No obstante, para conseguirlo, el primer paso sería reconocernos faltos de afecto. Y lamentablemente, hacerlo aún acarrea el peligro de ser sentenciados por un mundo convencido de que si una persona se siente sola es porque, en términos de castigo divino, “se lo merece”. A esta idea conservadora —y aburrida— de que la soledad desaparece si uno simplemente cambia para encajar, el libro propone una salida diferente. No la búsqueda desesperada de aceptación o contacto superficial con otros humanos, sino el contacto sincero y profundo con objetos íntimos creados por seres sensibles que se sintieron también solos, tanto si interactuaban con un mar de gente o no.
Son los casos de los artistas que nos presenta Laing. Principalmente, Edward Hopper que pintaba arquitecturas claustrofóbicas y personas solitarias, David Wojnarowicz que intervenía espacios marginados, Andy Warhol que socializaba con otros colocando máquinas de por medio, Greta Garbo que recorría la ciudad a pie todos los días con el cuerpo y el rostro cubiertos para rehuir a la fama, y Henry Darger que dibujaba secreta y compulsivamente universos enteros poblados por niños en conflicto y salvación. Lo que estos artistas hacían, descubrimos, era tratar de sobrevivir a la “incómoda combinación de separación y exposición”, esa coexistencia tensa de desconfianza en el otro y hambre de afecto que frecuentemente resulta de un pasado difícil. Como el ermitaño J.D. Salinger cuando escribía “tocar a ciertas personas me ha dejado cicatrices en las manos”, Olivia Laing nos recuerda que en tanto producto de una interacción social, la soledad es, a todas luces, política.
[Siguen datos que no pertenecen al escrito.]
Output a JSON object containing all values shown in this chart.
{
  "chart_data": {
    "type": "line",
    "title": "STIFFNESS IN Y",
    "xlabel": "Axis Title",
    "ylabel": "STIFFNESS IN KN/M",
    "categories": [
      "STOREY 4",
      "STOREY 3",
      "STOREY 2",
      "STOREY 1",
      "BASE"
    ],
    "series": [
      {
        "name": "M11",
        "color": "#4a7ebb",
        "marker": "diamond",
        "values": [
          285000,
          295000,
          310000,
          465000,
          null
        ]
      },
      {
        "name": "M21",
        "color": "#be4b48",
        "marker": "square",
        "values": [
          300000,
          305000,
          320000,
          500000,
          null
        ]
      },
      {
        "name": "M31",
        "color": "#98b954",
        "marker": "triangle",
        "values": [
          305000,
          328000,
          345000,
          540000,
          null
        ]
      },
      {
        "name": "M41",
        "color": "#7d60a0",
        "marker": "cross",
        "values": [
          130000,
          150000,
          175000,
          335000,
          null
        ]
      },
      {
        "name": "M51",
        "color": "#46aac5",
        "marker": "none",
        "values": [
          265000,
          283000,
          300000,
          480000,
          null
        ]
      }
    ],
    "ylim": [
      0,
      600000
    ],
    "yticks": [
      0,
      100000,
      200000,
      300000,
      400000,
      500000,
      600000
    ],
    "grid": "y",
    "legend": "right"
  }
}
La lectura tradicional desdeñosa de la soledad, según la cual la gente proba integra una red de soporte mientras que la paria –por mera irresponsabilidad e ineptitud— vive en el ostracismo aislada, sería bastante obtusa. Porque según el libro, “la soledad no es de ninguna manera una experiencia totalmente inútil, sino más bien una que corta directamente al corazón de lo que valoramos y lo que necesitamos.” Del mismo modo en que la historia y las obras del músico Klaus Nomi y el artista y activista David Wojnarowicz descritas por la autora, por ejemplo, —ambos fallecidos por la epidemia del VIH— aún hoy reclaman que sus vidas hubieran podido salvarse si sus cuerpos no hubieran sido tratados como “desviados” (es decir, si el gobierno no los hubiera dejado solos), la escritora reclama también que la soledad en sí misma sea reconocida como un tema de todos, y no como uno culposo ni tabú.
Dado que estudios del 2020 reportan que el aislamiento social incrementa el riesgo de demencia, y que la soledad aumenta los niveles de depresión, ansiedad, suicidio y hasta pérdida de las funcionalidades físicas, es preocupante que estos índices probablemente empeorarán si seguimos guardando silencio al respecto. Luego, urge debatir sobre las causas sociales y políticas de la soledad –incluida la propia— que afectan la salud pública global. Según Olivia Laing, si nos atreviésemos a tener esta conversación vulnerable y a compartir por qué, aun en una ciudad de millones, hay situaciones que nos hacen sentir solos, no solo podríamos salvar vidas, sino que ocurriría lo aparentemente inalcanzable. Al igual que ella, descubriríamos a personas maravillosas y misteriosas en una ciudad paralela y multitudinaria, imperceptible para la gente más discriminadora, pero acogedora entre los diferentes y rebosante de intimidad.